Let $V$ be a real n dimensional vector space & let $T:V→V$ be a linear transformation satisfying $T^2(v)=-v$ for all $v\in V$. Then how can we show that $n$ is even?
I am completely stuck on it. Can anybody help me please?
Let $V$ be a real n dimensional vector space & let $T:V→V$ be a linear transformation satisfying $T^2(v)=-v$ for all $v\in V$. Then how can we show that $n$ is even?
I am completely stuck on it. Can anybody help me please?
Since $T^2(v)=-v \ \ \forall v \in V \Rightarrow T$ does not have any real eigenvalues (if $T(v)=\lambda v, \ v\neq0\Rightarrow T^2(v)=\lambda^2 v = -v \Rightarrow \lambda^2=-1$ ).
If $n$ is odd the characteristic polynomial of $T$ has odd degree therefore at least one real eigenvalue ↯.
Since $T^2(v) = -v$ for every $v \in V$, we have $T^2 = -I_n$, where $I_n$ is the $n\times n$ identity matrix.
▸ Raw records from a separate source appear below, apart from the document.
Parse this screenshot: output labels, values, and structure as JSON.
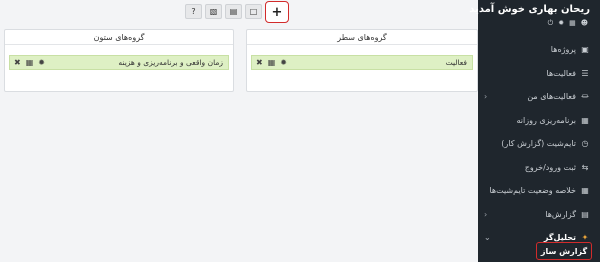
{
  "sidebar": {
    "welcome": "ریحان بهاری خوش آمدید",
    "user_icons": [
      "user-icon",
      "grid-icon",
      "gear-icon",
      "power-icon"
    ],
    "items": [
      {
        "label": "پروژه‌ها",
        "icon": "briefcase-icon"
      },
      {
        "label": "فعالیت‌ها",
        "icon": "list-icon"
      },
      {
        "label": "فعالیت‌های من",
        "icon": "microphone-icon",
        "has_children": true
      },
      {
        "label": "برنامه‌ریزی روزانه",
        "icon": "calendar-grid-icon"
      },
      {
        "label": "تایم‌شیت (گزارش کار)",
        "icon": "clock-icon"
      },
      {
        "label": "ثبت ورود/خروج",
        "icon": "swap-icon"
      },
      {
        "label": "خلاصه وضعیت تایم‌شیت‌ها",
        "icon": "table-icon"
      },
      {
        "label": "گزارش‌ها",
        "icon": "file-icon",
        "has_children": true
      },
      {
        "label": "تحلیل‌گر",
        "icon": "magic-wand-icon",
        "has_children": true,
        "active": true
      }
    ],
    "submenu_active": "گزارش ساز"
  },
  "toolbar": {
    "buttons": [
      "add-icon",
      "file-icon",
      "save-icon",
      "export-icon",
      "help-icon"
    ]
  },
  "rows_panel": {
    "title": "گروه‌های سطر",
    "items": [
      {
        "label": "فعالیت"
      }
    ]
  },
  "columns_panel": {
    "title": "گروه‌های ستون",
    "items": [
      {
        "label": "زمان واقعی و برنامه‌ریزی و هزینه"
      }
    ]
  }
}
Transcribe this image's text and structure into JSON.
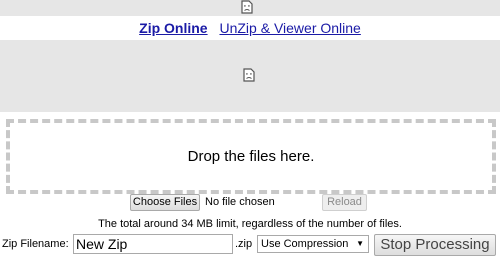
{
  "nav": {
    "active_tab": "Zip Online",
    "other_tab": "UnZip & Viewer Online"
  },
  "drop_zone": {
    "text": "Drop the files here."
  },
  "file_picker": {
    "choose_label": "Choose Files",
    "status": "No file chosen",
    "reload_label": "Reload"
  },
  "limit_note": "The total around 34 MB limit, regardless of the number of files.",
  "zip": {
    "filename_label": "Zip Filename:",
    "filename_value": "New Zip",
    "extension": ".zip",
    "compression_selected": "Use Compression",
    "stop_label": "Stop Processing"
  },
  "icons": {
    "broken_image": "broken-image-icon",
    "dropdown": "chevron-down-icon"
  },
  "colors": {
    "link": "#1a1aa6",
    "ad_background": "#e6e6e6",
    "drop_border": "#c8c8c8"
  }
}
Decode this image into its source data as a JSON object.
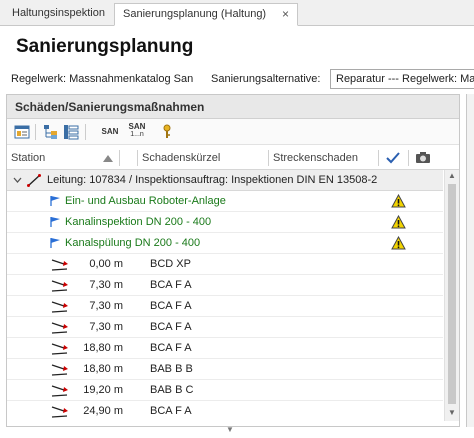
{
  "tabs": [
    {
      "label": "Haltungsinspektion"
    },
    {
      "label": "Sanierungsplanung (Haltung)",
      "close": "×"
    }
  ],
  "page_title": "Sanierungsplanung",
  "regelwerk": "Regelwerk: Massnahmenkatalog San",
  "alternative": {
    "label": "Sanierungsalternative:",
    "value": "Reparatur --- Regelwerk: Ma"
  },
  "panel": {
    "title": "Schäden/Sanierungsmaßnahmen",
    "toolbar": {
      "san": "SAN",
      "san_range_top": "SAN",
      "san_range_bottom": "1...n"
    },
    "columns": {
      "station": "Station",
      "schadenskuerzel": "Schadenskürzel",
      "streckenschaden": "Streckenschaden"
    },
    "group_row": "Leitung: 107834 / Inspektionsauftrag: Inspektionen DIN EN 13508-2",
    "measures": [
      {
        "label": "Ein- und Ausbau Roboter-Anlage"
      },
      {
        "label": "Kanalinspektion DN 200 - 400"
      },
      {
        "label": "Kanalspülung DN 200 - 400"
      }
    ],
    "damages": [
      {
        "station": "0,00 m",
        "code": "BCD XP"
      },
      {
        "station": "7,30 m",
        "code": "BCA F A"
      },
      {
        "station": "7,30 m",
        "code": "BCA F A"
      },
      {
        "station": "7,30 m",
        "code": "BCA F A"
      },
      {
        "station": "18,80 m",
        "code": "BCA F A"
      },
      {
        "station": "18,80 m",
        "code": "BAB B B"
      },
      {
        "station": "19,20 m",
        "code": "BAB B C"
      },
      {
        "station": "24,90 m",
        "code": "BCA F A"
      }
    ]
  },
  "colors": {
    "measure_text": "#1a7a1a",
    "warning": "#f2d400",
    "flag": "#2a6fd6"
  }
}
Therefore, $\det(T)^2 = \det(T^2) = \det(-I^n) = (-1)^n.$ If $n$ is odd then $(-1)^n = -1$ and thus $\det(T)^2 = -1$. But this is impossible since $\det (T) \in \mathbb{R}$.
A very simple argument, which basically uses just the existence of the complex numbers as a degree $2$ extension field of the real numbers but nothing else, is as follows.
Make $V$ into an $\mathbf R[X]$-module by having $X$ act as $T$ (and so $(\sum_ka_kX^k)\cdot v=\sum_k a_k T^k(v)$ for arbitrary polynomials). Since $X^2+1$ acts as $T^2+I=0$, the module structure passes to the quotient ring $\mathbf R[X]/(X^2+1)\cong \mathbf C$ and $V$ becomes a complex vector space. But then as a real vector space it is even-dimensional (any basis as complex vector space gives rise to a real basis twice as large, by taking the multiples by $1$ and by $\mathbf i$ of all the basis vectors).
The same reasoning shows that if a $K$-linear operator $T$ satisfies an irreducible polynomial equation over $K$ of degree $d$, the $K$-dimension of the space on which $T$ acts must be divisible by $d$.
The following argument does not make use of the order completeness of ${\mathbb R}$ or of the fundamental theorem of algebra. Therefore it works also with ${\mathbb R}$ replaced by ${\mathbb Q}$.
Assume $U$ is an arbitrary invariant subspace of $T$. Given any $y\in V\setminus U$ (in particular $y\ne0$) we can form the span $W:=\langle y, Ty\rangle$, which is obviously an invariant subspace, too. Suppose that for some real $\alpha$, $\beta$ we have $z:=\alpha y+\beta Ty \in U\ .$ Then $\alpha z -\beta Tz=(\alpha^2+\beta^2) y$ lies in $U$ as well, which implies $\alpha=\beta=0$. Applying this to the case $U=0$ we infer that ${\rm dim}(W)=2$. For arbitrary invariant $U$ we conclude that $U\cap W=0$, so that $U':=U\oplus W$ is an invariant subspace of $T$ of dimension ${\rm dim}(U')={\rm dim}(U)+2$.
This allows the construction of an ascending chain of even dimensional invariant subspaces $U_{2k}$ $\ (k\geq 0)$ of dimension $2k$, which eventually has to end. At this point $U_{2n}=V$.